The problem for me is that nothing lingers - and when some of the imagery is this extreme, it should definitely linger. I don't really think there's any depravity that Reed and Jackie could have inflicted on one another that would have provoked an emotional response, because I didn't know them, and therefore was unable to care about them.
Aesthetically, however, there's a great deal to praise here, with the sound design particularly inventive. During Reed's rehearsal of the murder, he goes through the entire act, from the initial drugging to the dismemberment. On screen, we see him pantomime the actions, but on the soundtrack, we hear the disturbing foley of everything - so as he's miming sawing, we hear a saw cut through flesh and bone. It's a brilliant way to place us firmly within his subjective experience. On a similar note, the music is absolutely top notch. Eschewing an original score, Pesce instead uses pre-existing tracks primarily from giallo classics.

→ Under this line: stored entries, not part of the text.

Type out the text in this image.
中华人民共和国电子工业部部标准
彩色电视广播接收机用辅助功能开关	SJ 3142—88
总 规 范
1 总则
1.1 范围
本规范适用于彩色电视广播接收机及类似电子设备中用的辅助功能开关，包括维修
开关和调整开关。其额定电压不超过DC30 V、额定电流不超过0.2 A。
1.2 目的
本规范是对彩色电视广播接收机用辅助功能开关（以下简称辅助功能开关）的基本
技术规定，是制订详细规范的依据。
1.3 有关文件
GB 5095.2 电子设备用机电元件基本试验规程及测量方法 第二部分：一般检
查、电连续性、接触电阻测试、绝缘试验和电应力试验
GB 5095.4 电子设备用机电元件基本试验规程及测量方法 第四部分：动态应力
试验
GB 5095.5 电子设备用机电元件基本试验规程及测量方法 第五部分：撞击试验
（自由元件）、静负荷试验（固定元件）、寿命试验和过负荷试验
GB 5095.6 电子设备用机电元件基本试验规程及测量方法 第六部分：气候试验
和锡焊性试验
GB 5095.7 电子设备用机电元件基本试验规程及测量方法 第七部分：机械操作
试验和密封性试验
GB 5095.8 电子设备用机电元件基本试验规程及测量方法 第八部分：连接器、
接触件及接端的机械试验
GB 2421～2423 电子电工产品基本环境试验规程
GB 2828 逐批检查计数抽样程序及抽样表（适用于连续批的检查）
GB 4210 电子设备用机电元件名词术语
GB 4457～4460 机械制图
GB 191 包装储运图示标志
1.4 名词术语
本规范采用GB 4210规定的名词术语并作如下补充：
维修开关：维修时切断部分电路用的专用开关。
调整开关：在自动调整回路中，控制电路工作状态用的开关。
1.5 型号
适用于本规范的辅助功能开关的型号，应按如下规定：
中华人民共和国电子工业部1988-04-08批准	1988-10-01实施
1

Visually, the exteriors (of which there are very few) are obviously miniatures, with very little effort to make them look photorealistic. This sets an otherworldly tone right, as if the film is taking place in a slightly alternate reality, as the real and the fake mix together in Reed's confused mind. Interiors are blank, as if they are show-houses, not actually inhabited by a flesh and blood person - one shot, for example, shows a drink's cabinet where the bottles have no brands, just the name of the alcohol. Again, this sets the film's reality apart, as if everything is happening just outside our own world, or our own conception of the world.
Ultimately, however, Piercing is more interested in aesthetics than exploring psychology. The increasingly extreme goings-on are never anything more than a jokey end unto themselves. With Pesce focused on comedy beats, there are certainly a few laughs, but there's precious little substance.
Utterly unlikeable characters (with Mia Wasikowska managing the previously impossible, namely looking deeply unattractive), dialogue more rotten than an infected Prince Albert; "I want you to wear my skin...", and a run time, at 82 minutes, a good 60 minutes longer than necessary! Piercing tried to be far too clever & stylish than it actually was; with silly flashbacks, even sillier "flesh crawling" insects and an ending I saw coming a mile away, so was bored by way before it eventually happened. I gave it half a star for Christopher Abbott's performance in the scenes in the hotel room before Wasikowska's entrance. Some films run for 2 or 3 hours yet fly by in a gripping, engaging speedway ride. Piercing just grated along like a ship on rocks, for what seemed like 2 hours. It was Tuesday night 'ready meal for one' dressed up as Saturday night 'steak dinner for two'! I really wanted it to be more than gross, gloopy, gimp gore. It wasn't!